Why it works when traditional agendas fail

A traditional meeting agenda is written by one person, usually a manager, usually the day before. It reflects their model of what matters. It is almost always wrong by at least one topic — the one thing that has actually changed in the past 24 hours and that nobody anticipated.

Lean Coffee inverts the flow. Knowledge is distributed: each person in the room holds a fragment of the truth — a stuck ticket, a customer complaint, a process friction, a new idea. The format lets that knowledge surface before any time is spent discussing it. The group then allocates its attention by vote, not by hierarchy.

This maps directly onto what Friedrich Hayek called the knowledge problem: no central planner can aggregate dispersed, tacit knowledge as well as the market-like process of revealed preference. The vote is the price signal of the meeting.

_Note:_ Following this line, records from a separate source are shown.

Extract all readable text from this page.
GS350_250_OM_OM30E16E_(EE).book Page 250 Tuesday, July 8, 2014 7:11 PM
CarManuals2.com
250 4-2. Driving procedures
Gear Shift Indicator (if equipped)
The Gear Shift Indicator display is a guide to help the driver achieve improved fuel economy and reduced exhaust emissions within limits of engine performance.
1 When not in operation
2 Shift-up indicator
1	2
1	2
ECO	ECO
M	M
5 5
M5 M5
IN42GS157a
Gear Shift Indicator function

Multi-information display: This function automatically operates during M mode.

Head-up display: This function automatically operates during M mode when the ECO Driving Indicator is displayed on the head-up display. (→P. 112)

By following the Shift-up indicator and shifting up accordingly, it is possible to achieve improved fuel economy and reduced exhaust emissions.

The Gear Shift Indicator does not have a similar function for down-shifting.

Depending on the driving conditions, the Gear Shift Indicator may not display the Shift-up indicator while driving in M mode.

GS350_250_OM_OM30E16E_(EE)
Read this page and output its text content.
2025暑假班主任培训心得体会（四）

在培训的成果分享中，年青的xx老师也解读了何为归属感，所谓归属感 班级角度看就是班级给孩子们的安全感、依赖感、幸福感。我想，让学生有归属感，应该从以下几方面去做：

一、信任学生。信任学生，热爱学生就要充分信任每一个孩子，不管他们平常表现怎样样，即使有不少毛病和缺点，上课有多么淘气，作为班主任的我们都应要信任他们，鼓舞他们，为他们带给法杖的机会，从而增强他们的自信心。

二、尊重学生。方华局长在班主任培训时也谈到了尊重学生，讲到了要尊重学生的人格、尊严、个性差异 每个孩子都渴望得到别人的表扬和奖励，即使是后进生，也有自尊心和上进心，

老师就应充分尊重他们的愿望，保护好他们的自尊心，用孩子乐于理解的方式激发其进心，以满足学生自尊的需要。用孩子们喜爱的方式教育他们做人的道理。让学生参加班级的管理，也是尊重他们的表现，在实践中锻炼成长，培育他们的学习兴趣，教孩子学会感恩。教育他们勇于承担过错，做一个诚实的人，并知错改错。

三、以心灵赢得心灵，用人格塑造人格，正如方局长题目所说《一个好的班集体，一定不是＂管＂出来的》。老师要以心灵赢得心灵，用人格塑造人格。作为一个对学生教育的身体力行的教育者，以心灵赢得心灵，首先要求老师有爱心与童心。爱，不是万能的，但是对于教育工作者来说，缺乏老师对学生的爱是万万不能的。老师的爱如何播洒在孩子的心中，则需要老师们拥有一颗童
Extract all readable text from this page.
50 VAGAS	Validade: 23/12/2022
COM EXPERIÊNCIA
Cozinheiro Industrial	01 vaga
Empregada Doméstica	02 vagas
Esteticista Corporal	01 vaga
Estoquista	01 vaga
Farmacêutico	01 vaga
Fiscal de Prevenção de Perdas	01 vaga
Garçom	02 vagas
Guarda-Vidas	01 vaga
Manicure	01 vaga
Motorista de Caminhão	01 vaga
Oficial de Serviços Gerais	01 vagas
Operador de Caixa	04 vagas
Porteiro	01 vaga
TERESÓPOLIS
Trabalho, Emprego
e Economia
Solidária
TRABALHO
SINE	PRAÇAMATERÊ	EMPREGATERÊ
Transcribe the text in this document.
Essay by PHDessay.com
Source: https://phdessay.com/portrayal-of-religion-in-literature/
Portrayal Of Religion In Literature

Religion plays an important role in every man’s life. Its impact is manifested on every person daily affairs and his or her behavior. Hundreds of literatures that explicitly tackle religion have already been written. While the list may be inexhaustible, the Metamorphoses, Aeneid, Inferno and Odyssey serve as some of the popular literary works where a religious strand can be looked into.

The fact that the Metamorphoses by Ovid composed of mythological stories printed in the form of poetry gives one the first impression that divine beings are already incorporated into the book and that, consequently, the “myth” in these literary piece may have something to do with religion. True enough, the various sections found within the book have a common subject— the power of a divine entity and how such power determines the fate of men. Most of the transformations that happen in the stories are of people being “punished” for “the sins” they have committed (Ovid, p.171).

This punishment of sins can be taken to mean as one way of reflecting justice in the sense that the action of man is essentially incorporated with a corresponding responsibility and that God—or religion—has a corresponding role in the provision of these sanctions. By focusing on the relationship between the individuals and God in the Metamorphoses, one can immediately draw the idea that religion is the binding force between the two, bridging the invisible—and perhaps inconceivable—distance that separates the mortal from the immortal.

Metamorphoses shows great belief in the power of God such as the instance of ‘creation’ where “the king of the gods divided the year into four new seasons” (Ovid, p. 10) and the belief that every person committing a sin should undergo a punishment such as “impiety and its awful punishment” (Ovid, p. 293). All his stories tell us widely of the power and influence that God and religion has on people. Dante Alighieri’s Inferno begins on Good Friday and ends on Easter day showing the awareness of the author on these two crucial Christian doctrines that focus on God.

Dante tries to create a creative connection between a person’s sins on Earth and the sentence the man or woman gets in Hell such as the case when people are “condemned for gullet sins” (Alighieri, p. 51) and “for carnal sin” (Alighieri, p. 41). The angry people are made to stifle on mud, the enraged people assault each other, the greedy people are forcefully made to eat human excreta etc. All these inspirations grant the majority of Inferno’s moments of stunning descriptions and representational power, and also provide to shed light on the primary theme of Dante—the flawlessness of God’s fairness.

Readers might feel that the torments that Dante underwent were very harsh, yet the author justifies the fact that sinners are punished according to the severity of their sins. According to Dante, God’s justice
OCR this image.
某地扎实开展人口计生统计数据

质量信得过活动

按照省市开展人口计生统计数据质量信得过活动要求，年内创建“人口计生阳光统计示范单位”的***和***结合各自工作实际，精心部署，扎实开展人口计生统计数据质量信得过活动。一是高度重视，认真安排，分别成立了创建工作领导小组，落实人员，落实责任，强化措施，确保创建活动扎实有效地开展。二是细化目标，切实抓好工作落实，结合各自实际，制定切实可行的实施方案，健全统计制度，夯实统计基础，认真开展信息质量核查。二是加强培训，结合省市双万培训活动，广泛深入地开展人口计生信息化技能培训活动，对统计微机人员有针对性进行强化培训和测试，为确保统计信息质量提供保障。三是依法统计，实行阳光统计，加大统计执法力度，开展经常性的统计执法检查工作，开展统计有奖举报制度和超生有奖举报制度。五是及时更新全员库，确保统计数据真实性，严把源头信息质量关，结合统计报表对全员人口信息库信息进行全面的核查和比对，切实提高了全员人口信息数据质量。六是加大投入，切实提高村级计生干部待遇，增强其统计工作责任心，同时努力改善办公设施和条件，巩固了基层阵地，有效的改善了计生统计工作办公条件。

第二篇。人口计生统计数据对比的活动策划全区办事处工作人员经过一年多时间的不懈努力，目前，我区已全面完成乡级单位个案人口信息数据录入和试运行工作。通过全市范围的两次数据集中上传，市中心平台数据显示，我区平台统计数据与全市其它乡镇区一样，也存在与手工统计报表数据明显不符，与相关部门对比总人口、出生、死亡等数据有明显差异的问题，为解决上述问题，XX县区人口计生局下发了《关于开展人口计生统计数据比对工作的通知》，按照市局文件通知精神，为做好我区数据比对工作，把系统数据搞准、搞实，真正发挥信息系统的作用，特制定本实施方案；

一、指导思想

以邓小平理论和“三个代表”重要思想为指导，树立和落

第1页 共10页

The 5-minute timebox is not arbitrary

Five minutes is long enough to state a problem, hear two or three reactions, and agree on a next step — or to conclude that the topic needs offline work. It is short enough that nobody is tempted to solve the problem in the room. Lean Coffee is an alignment format, not a working session.

Parkinson's law — work expands to fill the time available for its completion — is particularly cruel to meetings. A topic given 30 minutes will take 30. A topic given 5 will usually reach a useful conclusion by minute 4.

Running Lean Coffee remotely

The format translates naturally to distributed teams, but it needs three things that in-person Lean Coffee takes for granted: a shared board, a visible timer, and a clear speaker rotation.

That is what Punkto provides. Participants propose topics as cards, vote in one click, and the facilitator moves topics between columns (ProposedTo discuss DiscussingDone) in real time. A cascading timer shows both the topic countdown and the total session. A raise-hand queue manages speaking turns without anyone having to unmute to say “I wanted to add —”.

Typical cadence

  • 0–5 min: Topic proposal. Everyone adds cards.
  • 5–8 min: Dot voting.
  • 8–55 min: Discussion, topic by topic, 5-minute timebox each. Continue votes at each boundary.
  • 55–60 min: Action items and next owners. Export or email summary.

When Lean Coffee is the wrong tool

Lean Coffee is not for every meeting. It works best for:

  • Regular sync meetings (weekly syncs, agile standups, retrospectives)
  • Cross-functional alignment where nobody has full context
  • Community meetups and open-space conferences
  • Product reviews and stakeholder check-ins

It is a bad fit for meetings with a single predefined deliverable: a contract negotiation, a design critique of a specific artifact, an incident post-mortem where the facts are already known. Those need a linear agenda.

If you find yourself running three of your five weekly meetings as Lean Coffee, you are probably doing it right. If all five fit the format, one of them should probably not exist at all.


Further reading. The original leancoffee.org page documents the in-person protocol. Jim Benson's writing on personal kanban pairs well with it.